Published:22 October 2009

© 2009 Moore et al; licensee BioMed Central Ltd.

Background

We have previously shown that the C3V4 region is a major target of autologous neutralizing antibodies (nAbs) in early HIV-1 subtype C infection. Here we investigated virus escape from anti-C3V4 nAbs in 3 individuals from the CAPRISA 002 cohort.

Methods

Envelope amplicons were generated from plasma at multiple time-points using single genome amplification. Amplicons selected on the basis of sequence differences were cloned, and used to generate pseudoviruses for neutralization assays. Escape mutations were identified using chimeric viruses and site-directed mutagenesis, and mapped onto helical wheel diagrams.

Results

Escape in CAP88 was mediated by 2 of 3 amino acid changes in the alpha2-helix by 6 months post-infection An I339N mutation resulted in the formation of a predicted N-linked glycan (PNG) suggesting possible glycan shielding.
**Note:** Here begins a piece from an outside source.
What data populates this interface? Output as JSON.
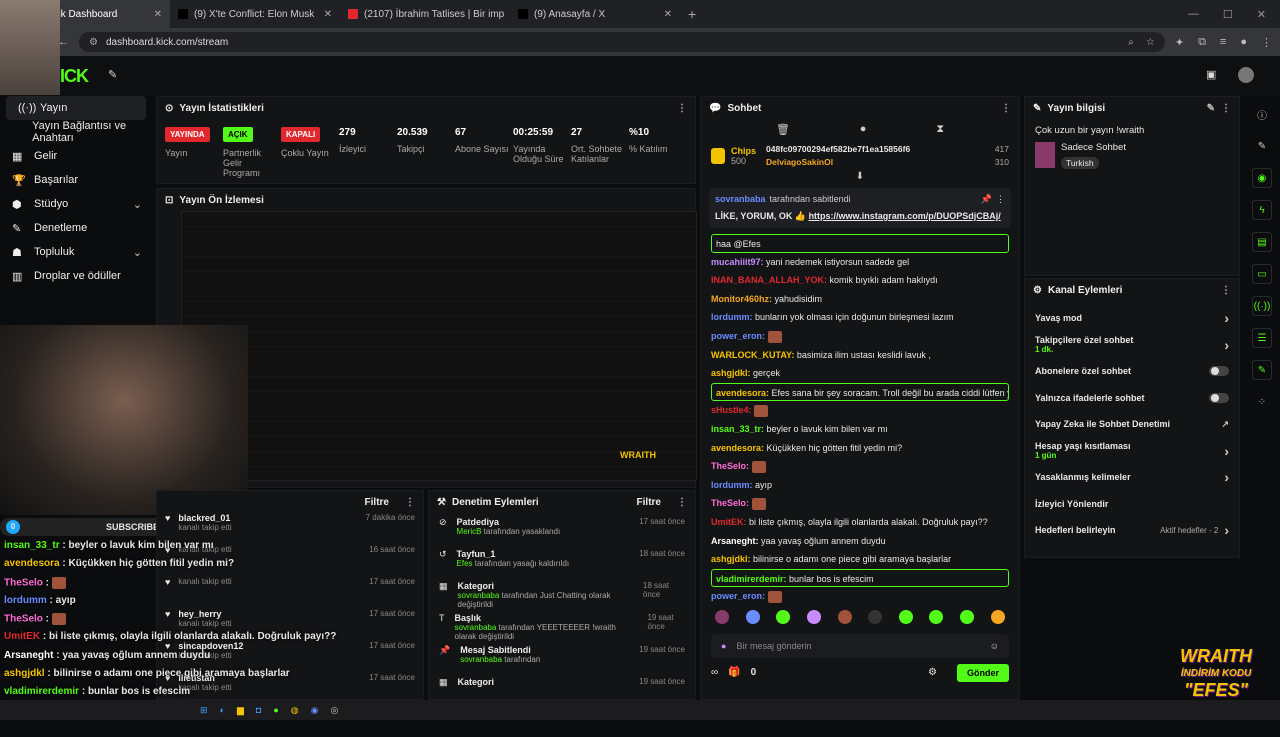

Sequences also contained either an E343K or an E350K substitution resulting in charge switches from negative to positive residues. Modeling of these non-contiguous changes onto helical wheel diagrams showed both residues were in close physical proximity to I339N. In CAP177, neutralization escape was not associated with changes in the number of PNGs. Three of the 5 changes observed, E337K, Q344K and E351K all lay on the same face of the alpha2-helix. However all 5 substitutions were charge changes from neutral or negatively-charged residues to positively-charged residues. In CAP206, two of the three changes observed in escaped clones (though mutagenesis data was not available) were substitutions also resulting in positive charges, G348R and N351K.

Conclusion

Neutralization escape was associated with mutations towards positively-charged residues within the alpha2-helix. Charge changes may disrupt electrostatic interactions between nAbs and their epitopes if C3 is a direct antibody target. Alternatively, since the alpha2-helix and the V4 region are spatially proximal, charge changes may affect the conformation of the V4 loop with respect to the alpha2-helix, affecting exposure of nAb targets.